The first thing to note is that the new plot isn’t much different than the original. While the lower-left side has clearly changed, that area is not very interesting. On the right, where the action is, it looks the same. For this reason, many fields of science simply use the unnormalized plot.
The new plot allows us to draw vertical lines (but forbids horizontal lines!). I have drawn example lines at differences of 36 cases and 82 cases. If our clinical trial results in a difference in cases of 82 (91 in Placebo and 9 in Vaccinated) we can see from the line on the plot that the most probable effectiveness of that vaccine is about 90%! This is very close to the happy number reported in Pfizer’s press release. The plot also shows us that there is uncertainty in this number. The vaccine’s effectiveness could be in the mid 70’s or in the upper 90’s.
This is the nature of all experimental work. All results have uncertainties and it is as important to know the amount of uncertainty as it is to know the direct result. You can see how important this is by looking at the 36 case difference line. The darkest blocks along this line, and therefore the most probable efficacy, are near 50%. This would also indicate a useful vaccine, but look at the spread! The width of the uncertainty goes all the way to zero – This vaccine could be worthless. A clinical trial that waited until only 100 cases occurred cannot distinguish between a vaccine with 50% efficacy and a worthless one.

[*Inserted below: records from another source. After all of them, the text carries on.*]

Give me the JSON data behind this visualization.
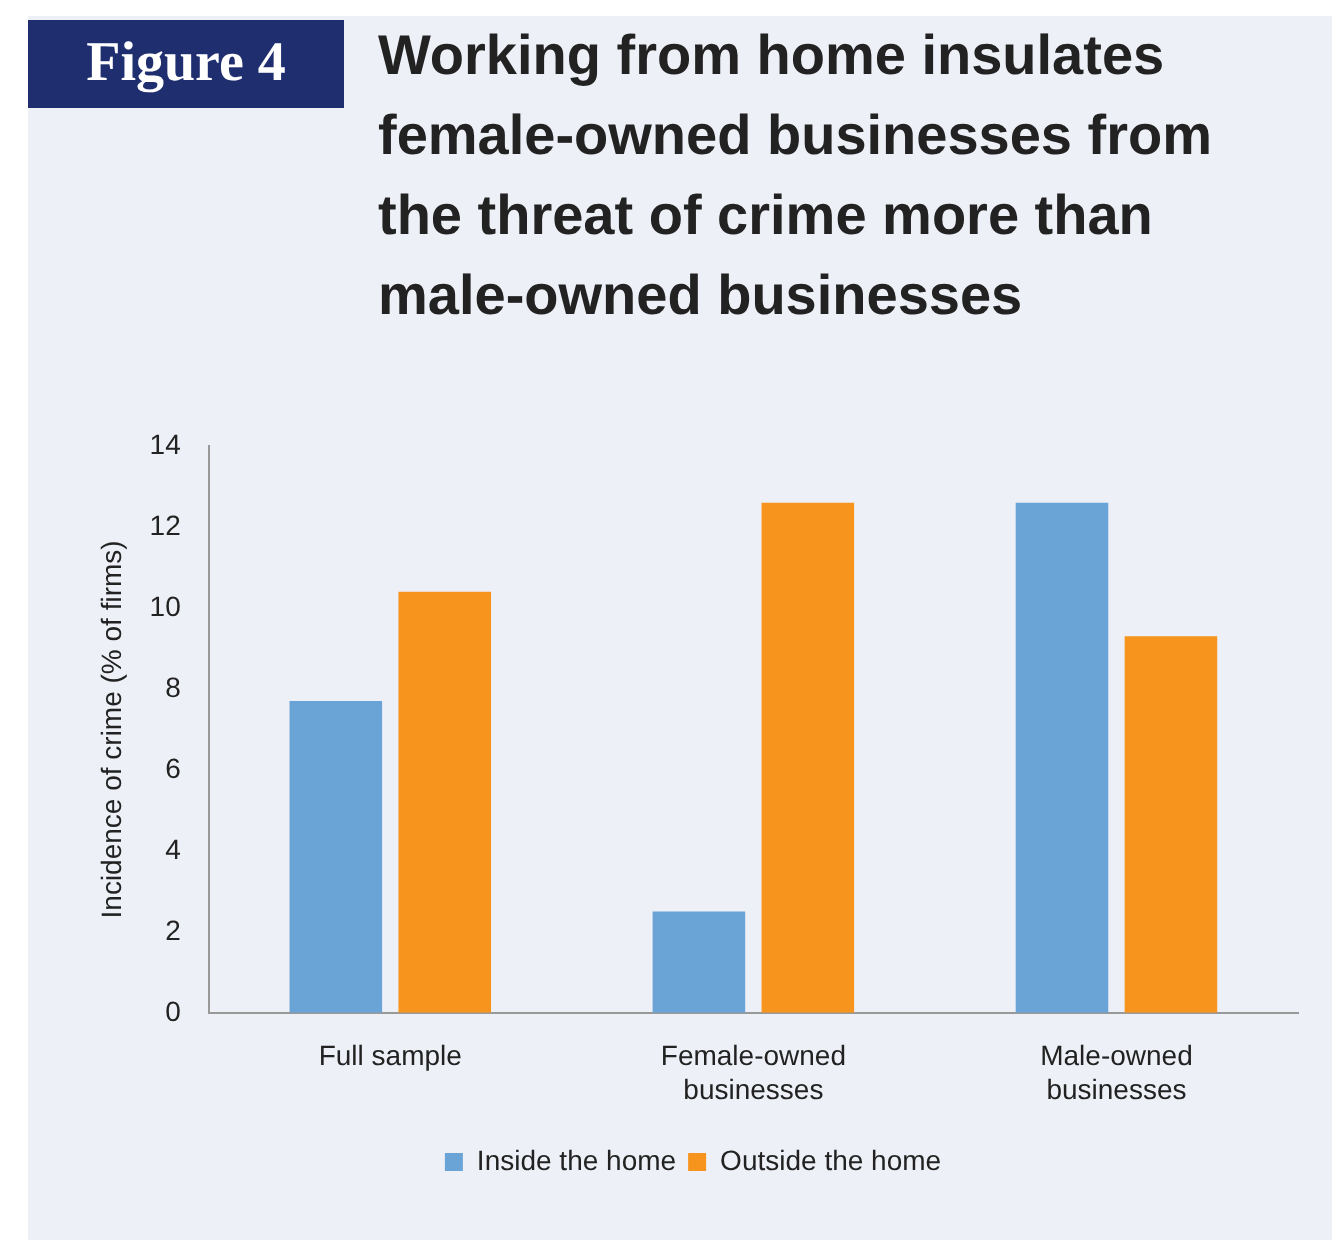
{
  "chart_data": {
    "type": "bar",
    "title": "Working from home insulates female-owned businesses from the threat of crime more than male-owned businesses",
    "annotations": [
      "Figure 4"
    ],
    "ylabel": "Incidence of crime (% of firms)",
    "categories": [
      "Full sample",
      "Female-owned businesses",
      "Male-owned businesses"
    ],
    "series": [
      {
        "name": "Inside the home",
        "color": "#6aa3d6",
        "values": [
          7.7,
          2.5,
          12.6
        ]
      },
      {
        "name": "Outside the home",
        "color": "#f7941e",
        "values": [
          10.4,
          12.6,
          9.3
        ]
      }
    ],
    "ylim": [
      0,
      14
    ],
    "yticks": [
      0,
      2,
      4,
      6,
      8,
      10,
      12,
      14
    ],
    "grid": false,
    "legend": "bottom"
  }
}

If you wait for more cases to develop the width of the stripe in the plot becomes narrower and the uncertainty drops. The goal of Pfizer was to develop a vaccine of at least 50% efficacy so their design was to wait for 164 cases to give them a narrow enough band to clearly distinguish 50% from zero percent. Just in case the vaccine was better than 50% they built into the design of their trial several points where they could peek and see what was going on. They, and we, lucked out!
The surprising thing about this analysis is that the total number of people in the trial is unimportant when calculating the uncertainty of the result. That answer is the same for a trial with 500 volunteers and a trial with 50,000 volunteers. The only thing that is important is the number of cases of COVID-19.

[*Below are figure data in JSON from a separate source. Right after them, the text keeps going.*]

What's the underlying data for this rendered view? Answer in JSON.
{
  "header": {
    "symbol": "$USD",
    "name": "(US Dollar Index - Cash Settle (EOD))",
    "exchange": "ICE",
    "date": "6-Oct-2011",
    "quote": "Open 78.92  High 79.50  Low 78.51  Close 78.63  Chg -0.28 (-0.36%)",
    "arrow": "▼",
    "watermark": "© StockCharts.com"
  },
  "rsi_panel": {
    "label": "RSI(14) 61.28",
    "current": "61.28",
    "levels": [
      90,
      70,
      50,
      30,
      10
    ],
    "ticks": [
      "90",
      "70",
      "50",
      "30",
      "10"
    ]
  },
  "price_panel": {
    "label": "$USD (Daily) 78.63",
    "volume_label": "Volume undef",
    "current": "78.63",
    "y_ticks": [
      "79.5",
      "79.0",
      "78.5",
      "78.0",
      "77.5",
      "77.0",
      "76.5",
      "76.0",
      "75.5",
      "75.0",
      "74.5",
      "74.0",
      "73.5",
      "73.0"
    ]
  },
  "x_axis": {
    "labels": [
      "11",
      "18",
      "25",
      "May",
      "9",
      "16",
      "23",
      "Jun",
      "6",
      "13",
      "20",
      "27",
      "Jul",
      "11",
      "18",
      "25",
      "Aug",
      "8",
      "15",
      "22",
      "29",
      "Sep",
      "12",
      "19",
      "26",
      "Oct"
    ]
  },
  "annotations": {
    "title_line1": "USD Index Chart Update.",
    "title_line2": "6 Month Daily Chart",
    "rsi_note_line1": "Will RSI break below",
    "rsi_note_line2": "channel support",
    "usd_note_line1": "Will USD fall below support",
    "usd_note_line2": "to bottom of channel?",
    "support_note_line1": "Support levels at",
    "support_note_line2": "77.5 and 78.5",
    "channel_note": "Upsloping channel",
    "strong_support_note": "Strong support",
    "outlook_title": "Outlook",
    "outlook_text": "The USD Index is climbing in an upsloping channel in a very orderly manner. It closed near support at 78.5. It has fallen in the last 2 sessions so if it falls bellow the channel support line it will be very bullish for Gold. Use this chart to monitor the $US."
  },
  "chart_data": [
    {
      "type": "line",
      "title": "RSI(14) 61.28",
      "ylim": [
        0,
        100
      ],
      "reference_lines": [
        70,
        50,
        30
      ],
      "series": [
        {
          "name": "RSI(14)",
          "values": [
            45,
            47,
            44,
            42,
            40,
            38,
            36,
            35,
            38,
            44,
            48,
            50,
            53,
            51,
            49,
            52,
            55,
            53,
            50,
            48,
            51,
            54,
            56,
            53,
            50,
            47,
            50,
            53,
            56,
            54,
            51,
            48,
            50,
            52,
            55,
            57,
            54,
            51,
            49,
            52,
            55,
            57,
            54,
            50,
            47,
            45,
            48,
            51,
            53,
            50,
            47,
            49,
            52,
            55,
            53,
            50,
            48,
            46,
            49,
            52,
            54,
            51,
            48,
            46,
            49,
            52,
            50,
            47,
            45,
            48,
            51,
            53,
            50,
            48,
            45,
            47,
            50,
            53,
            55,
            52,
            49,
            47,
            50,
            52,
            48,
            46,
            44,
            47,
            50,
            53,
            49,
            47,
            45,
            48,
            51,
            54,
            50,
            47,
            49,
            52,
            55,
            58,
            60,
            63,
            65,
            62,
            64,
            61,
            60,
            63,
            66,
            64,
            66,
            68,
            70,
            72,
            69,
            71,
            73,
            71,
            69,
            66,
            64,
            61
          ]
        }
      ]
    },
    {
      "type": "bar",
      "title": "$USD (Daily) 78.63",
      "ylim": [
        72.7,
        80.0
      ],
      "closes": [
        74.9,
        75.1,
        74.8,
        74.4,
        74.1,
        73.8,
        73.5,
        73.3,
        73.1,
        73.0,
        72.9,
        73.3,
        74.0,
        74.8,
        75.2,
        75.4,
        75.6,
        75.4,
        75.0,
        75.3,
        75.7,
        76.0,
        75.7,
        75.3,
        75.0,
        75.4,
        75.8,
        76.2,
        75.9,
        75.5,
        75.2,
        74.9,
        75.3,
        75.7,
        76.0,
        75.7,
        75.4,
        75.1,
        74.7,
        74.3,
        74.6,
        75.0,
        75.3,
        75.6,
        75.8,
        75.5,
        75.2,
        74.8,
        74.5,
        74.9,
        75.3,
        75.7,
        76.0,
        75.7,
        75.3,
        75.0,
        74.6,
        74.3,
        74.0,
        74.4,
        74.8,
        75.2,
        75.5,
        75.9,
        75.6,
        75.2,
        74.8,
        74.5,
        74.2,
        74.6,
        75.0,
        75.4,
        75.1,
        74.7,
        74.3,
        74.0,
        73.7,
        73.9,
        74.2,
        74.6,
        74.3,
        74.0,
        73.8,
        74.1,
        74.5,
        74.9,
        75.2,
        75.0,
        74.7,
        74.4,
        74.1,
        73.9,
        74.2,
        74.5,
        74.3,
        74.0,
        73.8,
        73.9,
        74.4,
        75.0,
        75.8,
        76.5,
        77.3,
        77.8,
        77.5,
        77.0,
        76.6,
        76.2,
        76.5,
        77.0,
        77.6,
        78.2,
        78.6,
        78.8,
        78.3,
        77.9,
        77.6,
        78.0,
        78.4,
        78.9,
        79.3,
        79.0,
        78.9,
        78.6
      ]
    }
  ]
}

All those tens of thousands of people are important for other reasons. Very relevant to the current pandemic is that a larger number of volunteers will accumulate the target number of cases sooner: if you double the number of volunteers you will reach the target in half the time. We all want to know as quickly as possible if these vaccines are effective so we want the trials to consist of as many people as the companies can manage.
The other use for large numbers is the search for grim and hopefully rare side effects. These are likely to arise at much lower rates than viral infections and much larger numbers of volunteers are required to achieve statistical significance. A side effect that only occurs in 1 of 5,000 people will require a very large number of participants to be detected. A compounding factor is that a search for an unknown result requires many more data points than the search for a specific outcome, such as COVID-19 infection. (The checks for side effects are only now being described to the public, and I’ll not go into them here.) While the doctors keep an eye out for life threatening problems during the trial, the secret books identifying which volunteers are in which group are kept closed until the end.
After all this interesting math I find that, yes, 94 diseased people are quite enough to conclude that a vaccine is effective at around a 90% level, or at least 70%.
During the writing of this post Moderna issued a press release about their vaccine candidate. The analysis presented here applies equally to their trial since I made no assumptions at all about the nature of the vaccine being tested. The only complaint I have with their press release is that they quoted the effectiveness of their vaccine as 94.5%. As you now know, this level of precision is ridiculous. It would be better just to say it is “somewhere around 95% effective”.